Greetings,
I understand that the current file system drivers for the primary file
system types have anti-fragmentation logic built into them already. (e.g.
ext2/3 moves things around and such while the file system is mounted.)
Do the VFAT drivers likewise defragment the VFAT partitions?
If not, is there a Linux-hosted defragment program for defragmenting an
unmounted VFAT partition?
If such exists I have been unable to find it via normal network searches
because the dos/windows tools raise the noise floor on "VFAT defragment" so
high that no other refinements seem to hit.
So far the only Linux-level defragment operation that I seem to have
available for a VFAT partition is to mount the drive, cpio everything off of
it, delete its contents, and then copy everything back. That's a little
drastic and has obvious issues if you want to then boot that partition
separately/later.
Rob.
On Fri, Jun 06, 2003 at 08:00:57PM -0700, Robert White wrote:
> Do the VFAT drivers likewise defragment the VFAT partitions?
Not that I'm aware of, and I'd argue that it's probably not
a good idea to try and do it inside the FS.
> If not, is there a Linux-hosted defragment program for defragmenting an
> unmounted VFAT partition?
The closest would probably be how programs such as GNU parted resize
partitions.
There are many optimizations that you could do to the average FAT/VFAT
filesystem. From making files contiguous, grouping files that are in
the same directory, ordering the directory lists etc.
Although one would have to question the usefulness of this kind of software these days. The number of new VFAT filesystems is getting smaller by the month (except on CF cards in cameras and the like - and they'd be re mkfs'd pretty often so wouldn't suffer too much from the performance degredation of continuous use).
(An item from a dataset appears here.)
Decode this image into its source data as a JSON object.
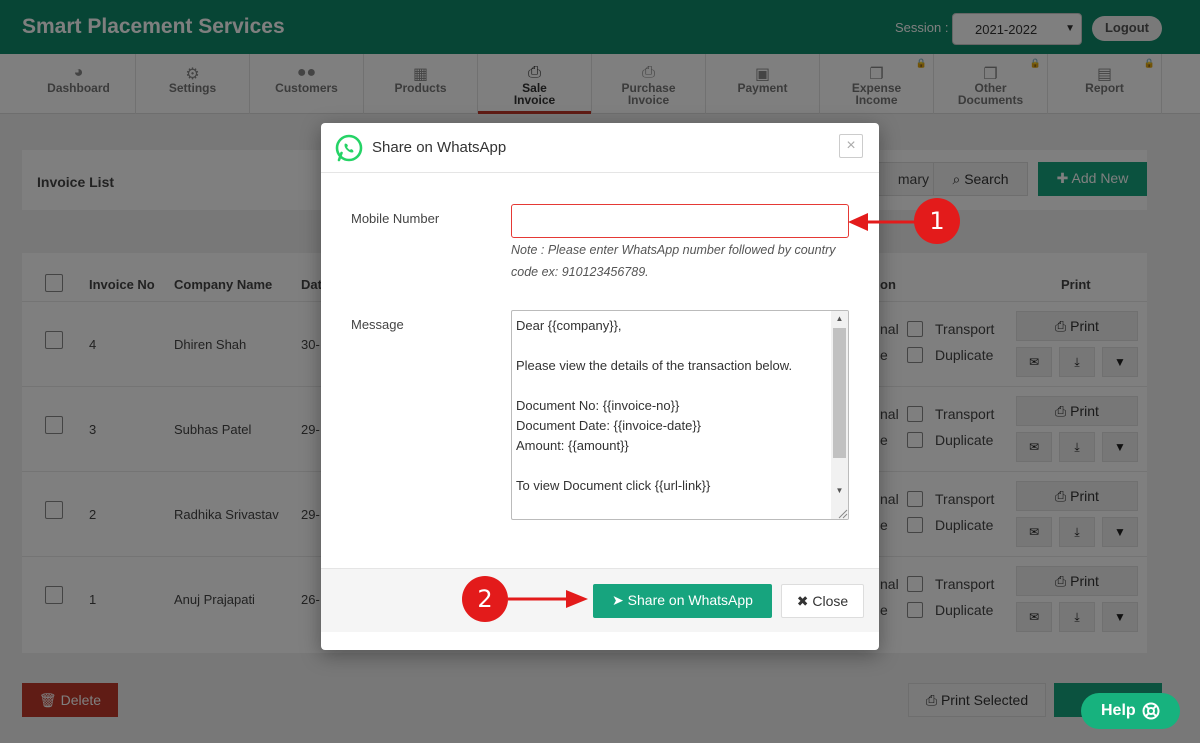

I'd argue that testing/bug fixing ntfsresize would be of more use - especially in converting eXtra Poo users. :)
> So far the only Linux-level defragment operation that I seem to have
> available for a VFAT partition is to mount the drive, cpio everything off of
> it, delete its contents, and then copy everything back. That's a little
> drastic and has obvious issues if you want to then boot that partition
> separately/later.
This would not do a 'complete' optimization... but probably would help.